Tiga bulan kemudian, Soeharto kembali bercukur dan mendapatkan pertanyaan yang sama. Hal ini terus berulang ketika Soeharto mencukur rambutnya dan akhirnya membuat pemimpin itu berang.
"Kamu ini bagaimana, setiap saya bercukur, kamu terus menanyakan pengganti saya. Apa kamu tidak suka dengan saya?" tanya Soeharto kesal.
"Bukan begitu, Pak," jawab si tukang cukur pelan. "Soalnya kalau saya tanya tentang pengganti itu, bulu kuduk bapak selalu berdiri dan memudahkan saya memotongnya," kata tukang tersebut polos.
Memberedel media mengekang humor
Pengekangan media dengan memberedel, menurut penulis sekaligus wartawan senior Yusi Avianto Pareanom, membuat lelucon-lelucon yang berhubungan dengan agama dan suku mengalami penurunan intensitas.
Humor tentang agama dan suku di masa kini, ujar Yusi, menjadi sesuatu yang sensitif dan mudah menyinggung banyak orang.
"Di masa Orde Baru Soeharto dulu banyak humor yang berkembang, termasuk canda terkait agama dan suku. Namun saat ini tidak banyak lagi terutama sejak peristiwa Tabloid Monitor," kata penulis kumpulan cerpen "Rumah Kopi Singa Tertawa" ini.
Tabloid Monitor, dalam terbitannya tanggal 15 Oktober 1990 memuat hasil "jajak pendapat" independen tentang tokoh paling dikagumi oleh para pembaca mereka dan membuat marah penganut Islam di Indonesia.
"Kasus inilah jadi salah satu faktor utama berkurangnya humor yang menyangkut tentang agama," tutur Yusi.

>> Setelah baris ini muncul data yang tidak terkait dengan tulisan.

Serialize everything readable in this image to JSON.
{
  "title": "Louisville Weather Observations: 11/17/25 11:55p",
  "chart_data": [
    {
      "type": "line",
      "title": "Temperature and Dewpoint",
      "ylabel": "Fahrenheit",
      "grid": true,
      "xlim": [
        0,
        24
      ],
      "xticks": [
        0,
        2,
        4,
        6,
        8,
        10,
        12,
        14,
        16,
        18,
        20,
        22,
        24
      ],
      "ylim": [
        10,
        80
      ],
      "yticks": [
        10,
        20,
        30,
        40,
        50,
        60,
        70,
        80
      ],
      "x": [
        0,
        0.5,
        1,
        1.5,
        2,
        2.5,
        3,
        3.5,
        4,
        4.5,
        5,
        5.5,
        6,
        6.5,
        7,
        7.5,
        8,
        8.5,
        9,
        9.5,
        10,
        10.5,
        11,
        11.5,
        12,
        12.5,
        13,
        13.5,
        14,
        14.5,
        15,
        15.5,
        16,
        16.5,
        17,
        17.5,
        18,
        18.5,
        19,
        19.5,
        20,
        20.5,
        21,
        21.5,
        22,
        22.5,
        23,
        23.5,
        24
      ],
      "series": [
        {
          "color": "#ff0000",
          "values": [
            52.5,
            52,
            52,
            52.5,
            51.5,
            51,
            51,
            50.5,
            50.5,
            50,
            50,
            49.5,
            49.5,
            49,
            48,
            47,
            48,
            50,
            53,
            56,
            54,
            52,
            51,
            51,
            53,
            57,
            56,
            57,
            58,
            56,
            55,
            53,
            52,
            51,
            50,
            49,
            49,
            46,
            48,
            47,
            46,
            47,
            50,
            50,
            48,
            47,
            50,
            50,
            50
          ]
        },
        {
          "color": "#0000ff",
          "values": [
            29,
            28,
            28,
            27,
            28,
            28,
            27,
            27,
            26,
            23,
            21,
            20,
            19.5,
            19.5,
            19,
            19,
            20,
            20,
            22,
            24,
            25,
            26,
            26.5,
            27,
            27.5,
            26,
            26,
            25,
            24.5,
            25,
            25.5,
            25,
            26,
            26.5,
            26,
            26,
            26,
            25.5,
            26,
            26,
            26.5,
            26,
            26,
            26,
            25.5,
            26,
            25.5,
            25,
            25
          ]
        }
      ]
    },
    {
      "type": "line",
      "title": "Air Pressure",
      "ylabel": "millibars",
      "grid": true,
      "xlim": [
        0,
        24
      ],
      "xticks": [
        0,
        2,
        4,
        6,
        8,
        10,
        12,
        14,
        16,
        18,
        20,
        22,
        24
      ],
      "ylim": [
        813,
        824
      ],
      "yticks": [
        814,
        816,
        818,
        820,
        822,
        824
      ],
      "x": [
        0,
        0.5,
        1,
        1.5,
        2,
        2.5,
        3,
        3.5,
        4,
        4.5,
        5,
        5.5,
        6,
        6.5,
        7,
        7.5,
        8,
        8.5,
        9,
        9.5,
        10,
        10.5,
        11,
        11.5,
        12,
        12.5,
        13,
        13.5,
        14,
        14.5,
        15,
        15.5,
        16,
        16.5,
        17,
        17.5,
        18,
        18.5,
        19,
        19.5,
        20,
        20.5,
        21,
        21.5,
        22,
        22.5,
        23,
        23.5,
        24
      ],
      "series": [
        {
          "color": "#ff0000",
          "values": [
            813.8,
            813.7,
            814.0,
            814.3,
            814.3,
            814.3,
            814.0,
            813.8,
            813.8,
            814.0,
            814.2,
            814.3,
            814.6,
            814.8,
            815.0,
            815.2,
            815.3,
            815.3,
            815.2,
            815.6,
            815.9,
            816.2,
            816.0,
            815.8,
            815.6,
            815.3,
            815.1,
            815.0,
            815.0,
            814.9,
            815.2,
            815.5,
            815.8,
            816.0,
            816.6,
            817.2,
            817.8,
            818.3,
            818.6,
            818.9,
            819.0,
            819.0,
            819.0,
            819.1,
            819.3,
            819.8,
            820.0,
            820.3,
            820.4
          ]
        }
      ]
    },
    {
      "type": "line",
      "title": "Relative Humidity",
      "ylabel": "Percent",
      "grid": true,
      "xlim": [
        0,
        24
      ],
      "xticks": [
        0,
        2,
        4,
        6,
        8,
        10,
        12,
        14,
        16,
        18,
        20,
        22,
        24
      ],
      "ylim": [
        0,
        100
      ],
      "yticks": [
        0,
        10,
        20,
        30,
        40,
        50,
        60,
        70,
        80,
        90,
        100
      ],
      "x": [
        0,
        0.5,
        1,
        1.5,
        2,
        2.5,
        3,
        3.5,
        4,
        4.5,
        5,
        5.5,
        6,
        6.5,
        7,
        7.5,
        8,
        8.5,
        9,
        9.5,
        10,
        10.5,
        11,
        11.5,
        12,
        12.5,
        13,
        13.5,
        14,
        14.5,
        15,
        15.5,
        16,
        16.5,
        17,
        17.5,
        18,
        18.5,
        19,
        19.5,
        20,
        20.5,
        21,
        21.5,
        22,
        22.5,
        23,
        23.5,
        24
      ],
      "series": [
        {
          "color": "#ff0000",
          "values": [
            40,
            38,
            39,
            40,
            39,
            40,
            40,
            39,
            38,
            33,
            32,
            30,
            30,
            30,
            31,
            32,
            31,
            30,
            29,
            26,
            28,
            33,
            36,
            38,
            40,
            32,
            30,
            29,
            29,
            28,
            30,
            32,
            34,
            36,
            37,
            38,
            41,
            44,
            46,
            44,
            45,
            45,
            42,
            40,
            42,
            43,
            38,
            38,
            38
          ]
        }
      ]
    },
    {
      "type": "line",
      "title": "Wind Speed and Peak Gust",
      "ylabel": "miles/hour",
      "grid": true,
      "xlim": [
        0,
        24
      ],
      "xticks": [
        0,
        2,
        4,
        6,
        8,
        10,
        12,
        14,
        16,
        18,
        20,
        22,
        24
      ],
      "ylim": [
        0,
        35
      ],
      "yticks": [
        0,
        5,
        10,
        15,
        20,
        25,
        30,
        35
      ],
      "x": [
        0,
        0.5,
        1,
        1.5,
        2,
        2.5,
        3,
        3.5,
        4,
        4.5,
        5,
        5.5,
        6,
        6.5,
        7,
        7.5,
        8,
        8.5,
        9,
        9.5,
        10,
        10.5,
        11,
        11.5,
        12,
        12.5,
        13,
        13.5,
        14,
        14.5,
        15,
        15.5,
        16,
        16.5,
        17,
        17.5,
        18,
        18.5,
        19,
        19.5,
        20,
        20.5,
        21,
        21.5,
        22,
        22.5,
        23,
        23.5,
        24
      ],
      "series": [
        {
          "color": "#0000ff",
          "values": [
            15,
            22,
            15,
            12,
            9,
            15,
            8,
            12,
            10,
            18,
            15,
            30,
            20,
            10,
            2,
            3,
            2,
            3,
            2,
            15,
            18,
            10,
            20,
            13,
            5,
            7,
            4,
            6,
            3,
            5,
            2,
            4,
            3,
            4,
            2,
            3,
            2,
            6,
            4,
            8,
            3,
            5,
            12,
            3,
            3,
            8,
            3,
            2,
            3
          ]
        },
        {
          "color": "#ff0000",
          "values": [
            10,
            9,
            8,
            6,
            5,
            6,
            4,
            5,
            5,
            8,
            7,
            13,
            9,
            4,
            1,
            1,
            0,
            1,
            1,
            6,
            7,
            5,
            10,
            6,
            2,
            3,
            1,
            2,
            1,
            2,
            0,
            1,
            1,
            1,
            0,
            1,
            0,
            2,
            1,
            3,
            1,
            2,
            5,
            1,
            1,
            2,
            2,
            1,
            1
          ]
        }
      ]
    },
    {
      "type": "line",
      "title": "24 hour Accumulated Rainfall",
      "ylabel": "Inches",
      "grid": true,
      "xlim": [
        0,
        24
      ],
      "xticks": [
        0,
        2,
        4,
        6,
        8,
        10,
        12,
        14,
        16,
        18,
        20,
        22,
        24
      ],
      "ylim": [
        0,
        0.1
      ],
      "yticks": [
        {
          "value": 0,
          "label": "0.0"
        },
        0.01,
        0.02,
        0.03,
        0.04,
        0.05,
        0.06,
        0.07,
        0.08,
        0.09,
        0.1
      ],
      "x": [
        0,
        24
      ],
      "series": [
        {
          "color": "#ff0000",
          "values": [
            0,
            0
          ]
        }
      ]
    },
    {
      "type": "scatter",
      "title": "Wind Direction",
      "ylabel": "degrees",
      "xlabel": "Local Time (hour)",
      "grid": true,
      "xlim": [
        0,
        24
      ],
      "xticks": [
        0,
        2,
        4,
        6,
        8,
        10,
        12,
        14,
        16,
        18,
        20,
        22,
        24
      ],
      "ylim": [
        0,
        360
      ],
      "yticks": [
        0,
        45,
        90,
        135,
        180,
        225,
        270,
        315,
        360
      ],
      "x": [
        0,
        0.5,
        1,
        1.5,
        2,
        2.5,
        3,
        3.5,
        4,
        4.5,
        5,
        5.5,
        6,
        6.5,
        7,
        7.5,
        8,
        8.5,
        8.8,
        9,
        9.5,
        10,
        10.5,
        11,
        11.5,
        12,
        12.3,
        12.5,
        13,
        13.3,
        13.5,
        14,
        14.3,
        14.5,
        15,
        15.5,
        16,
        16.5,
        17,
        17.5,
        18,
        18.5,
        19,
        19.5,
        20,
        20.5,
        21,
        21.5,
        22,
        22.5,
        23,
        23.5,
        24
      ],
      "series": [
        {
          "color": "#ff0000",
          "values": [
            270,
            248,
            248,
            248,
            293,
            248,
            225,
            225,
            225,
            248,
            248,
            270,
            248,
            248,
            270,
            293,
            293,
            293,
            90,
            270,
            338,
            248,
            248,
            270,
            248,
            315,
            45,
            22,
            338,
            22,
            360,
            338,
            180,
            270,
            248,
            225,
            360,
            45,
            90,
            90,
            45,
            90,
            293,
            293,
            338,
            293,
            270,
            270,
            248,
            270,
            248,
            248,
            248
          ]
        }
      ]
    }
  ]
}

Selain itu, Yusi menambahkan, ada juga kecenderungan rakyat tidak lagi berani melontarkan humor bernada suku kepada orang lain.
"Kalau menyindir sukunya sendiri banyak, seperti di stand up comedy. Namun melontarkan candaan tentang suku orang lain sudah tidak biasa lagi digunakan di masa kini," tuturnya.
Merujuk ke masa kini, Yus menilai orang Indonesia tidak lagi terlalu percaya dengan kata-kata yang bisa membuat orang lain tertawa, harus didukung dengan visualisasi gambar.
"Rakyat tidak lagi terbiasa dengan tulisan-tulisan satir," katanya.
Sementara itu Tri Agus Susanto Siswomiharjo menganggap pada dasarnya humor di masa kini dan masa lalu sama, hanya modernitas membawanya menjadi berbeda dalam sarana penyampaian.
"Kalau zaman dahulu memang berbeda karena lelucon disampaikan melalui cerita yang disajikan dalam bentuk narasi," kata Agus.
Masih dari sudut pandang Agus, humor bisa menjadi salah satu bentuk sosialisasi perlawanan terhadap kesewenang-wenangan rezim penguasa, selain melalui cara lain seperti teater.
"Humor adalah sarana yang paling ringan dan mudah diterima oleh semua orang," ujar dia.